Culture has been defined as ‘the total set of beliefs, attitudes, customs, behaviour, and social habits of the members of a particular society’. Our culture informs us what’s appropriate, what’s normal, what’s acceptable when dealing with other members of our society. Our culture lets us know what to expect from others, what they will say in certain situations, and the way in which they will say it. It lets us know how they will act, and the way they will react. It’s the wisdom of the ages handed down to the present. We’re affected by it, and it is affected by us. Tradition is in a relentless state of flux, altering incrementally, changing the way we speak and the way we think, the way we act and the way we react.
That culture is indelibly linked to language is undeniable, for language is a vehicle by which it is transmitted, probably its chief vehicle. One observable way in which language acts as a vehicle for, or a transmitter of, culture is in using idiomatic language. Idiomaticity is arguably the most typical form of language, in terms of percentages of the whole. Idiomatic language, most frequently discovered in the form of phrases consisting of more than one word, often does not conform to say the grammatical structure of non-idiomatic language. For example, within the phrase, ‘at large’, as used within the expression, ‘the public at giant’, or within the sentence, ‘The escaped convicts had been at giant for 2 weeks earlier than being recaptured.’, the preposition ‘at’ appears earlier than what appears to be an adjective, ‘massive’. This seems to be in direct contradiction to the ‘regular’ place such a part of speech occupies in a grammatically right sentence, viz. earlier than a noun, reminiscent of in the following examples, ‘at home’, ‘at work’, ‘at the office’ et al. The phrase, ‘at massive’ appearing on the web page in isolation from any context that will make its meaning more transparent, has an opaque quality the place semantic meaning is worried, and perhaps still retains some of its opacity of which means even within the context of a sentence.
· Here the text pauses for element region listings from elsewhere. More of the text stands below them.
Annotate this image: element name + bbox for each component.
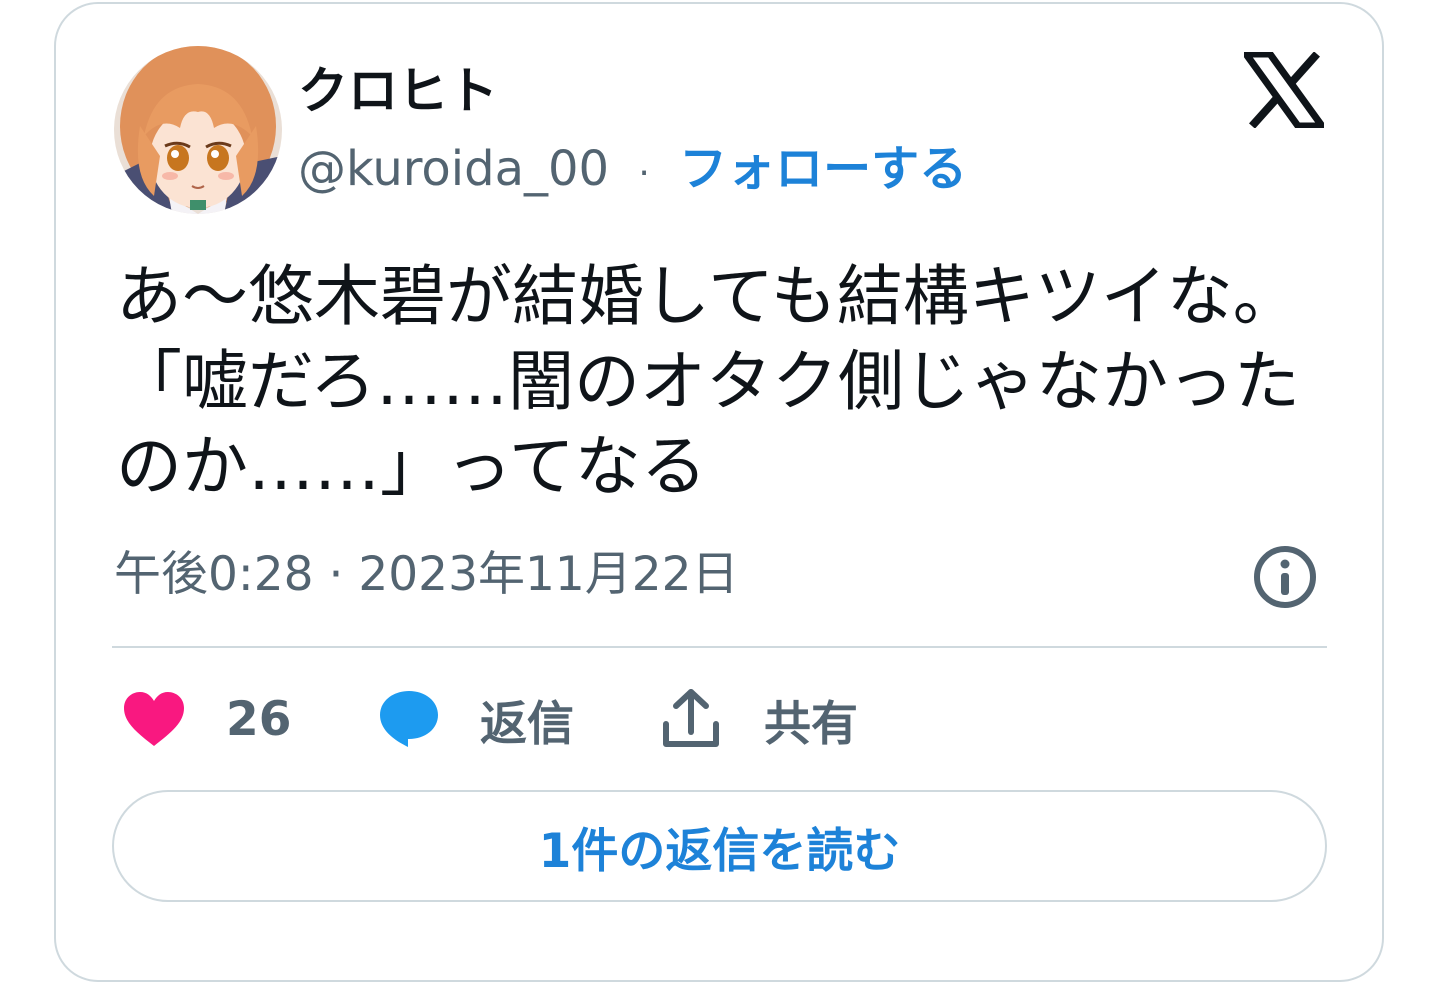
read-replies-button[interactable]: 1件の返信を読む bbox=[112, 790, 1327, 902]
reply-label: 返信 bbox=[480, 696, 574, 752]
speech-bubble-icon bbox=[380, 691, 438, 747]
avatar[interactable] bbox=[114, 46, 282, 214]
like-button[interactable]: 26 bbox=[122, 686, 291, 752]
follow-button[interactable]: フォローする bbox=[679, 141, 967, 197]
share-upload-icon bbox=[663, 689, 719, 747]
divider bbox=[112, 646, 1327, 648]
separator-dot: · bbox=[638, 153, 650, 194]
reply-button[interactable]: 返信 bbox=[378, 686, 574, 752]
info-icon[interactable] bbox=[1252, 544, 1318, 610]
like-count: 26 bbox=[226, 691, 292, 747]
avatar-image bbox=[114, 46, 282, 214]
tweet-text: あ〜悠木碧が結婚しても結構キツイな。「嘘だろ……闇のオタク側じゃなかったのか……… bbox=[116, 258, 1301, 505]
x-logo-icon[interactable] bbox=[1244, 52, 1324, 128]
display-name[interactable]: クロヒト bbox=[298, 58, 498, 124]
share-button[interactable]: 共有 bbox=[660, 686, 858, 752]
heart-icon bbox=[124, 692, 184, 746]
handle-row: @kuroida_00 · フォローする bbox=[298, 138, 967, 205]
share-label: 共有 bbox=[764, 696, 858, 752]
tweet-timestamp[interactable]: 午後0:28 · 2023年11月22日 bbox=[114, 544, 739, 606]
user-handle[interactable]: @kuroida_00 bbox=[298, 141, 609, 197]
To members of the community utilizing such idiomatic language, there is tacit agreement on what these phrases imply, despite their opaque quality. Idioms are cultural entities.
To learners of a international language, any international language, culture imbues language with this opacity. The word, table is well understood and discovered, but what in regards to the phrase, ‘to table a motion’? That phrase carries a cultural worth that’s not readily appreciated or apparent to a learner. The which means doesn’t reside in the individual words that make up the phrase. The verb, ‘to table’ should initially seem nonsensical to a learner. Likewise, ‘a motion’ must appear like an anachronism, having learned that motion is a synonym for the word ‘movement’.
Every culture has its own collection of phrases which are peculiar to it, and whose meanings usually are not readily apparent. Had been this not so, George Bernard Shaw’s adage that America and Britain are two nations separated by the identical language would haven’t any ironical appeal. Ostensibly, we speak the identical language, the British and the Americans, however each varieties use many alternative words, and have many alternative phrases which are usually mutually unintelligible, and typically uttered very differently. Typically only the context in which a phrase or word is used serves to disentangle. Typically even the context isn’t quite enough. Sometimes we think we have understood when now we have not.
This points out another characteristic of tradition certain language; that it exists within a larger entity, that localized varieties exist. What’s understandable to a person from one region could also be unintelligible to 1 from another. If this is true within the community of a particular set of users of 1 language, how much more should it hold true to learners of that language. Many a learner of English, feeling herself proficient, has gone to England only to search out the language at worst totally unintelligible, and at best emblematic, but still not absolutely comprehensible.
The ‘cultural weighting’ of any language, in the form of idiomatic phrases, is understood by members of that cultural community, or maybe more accurately, and more narrowly defined, by the members of that particular speech community, and conversely, is just not readily understood by those that come from one other culture or even another speech community, albeit ostensibly within the identical culture.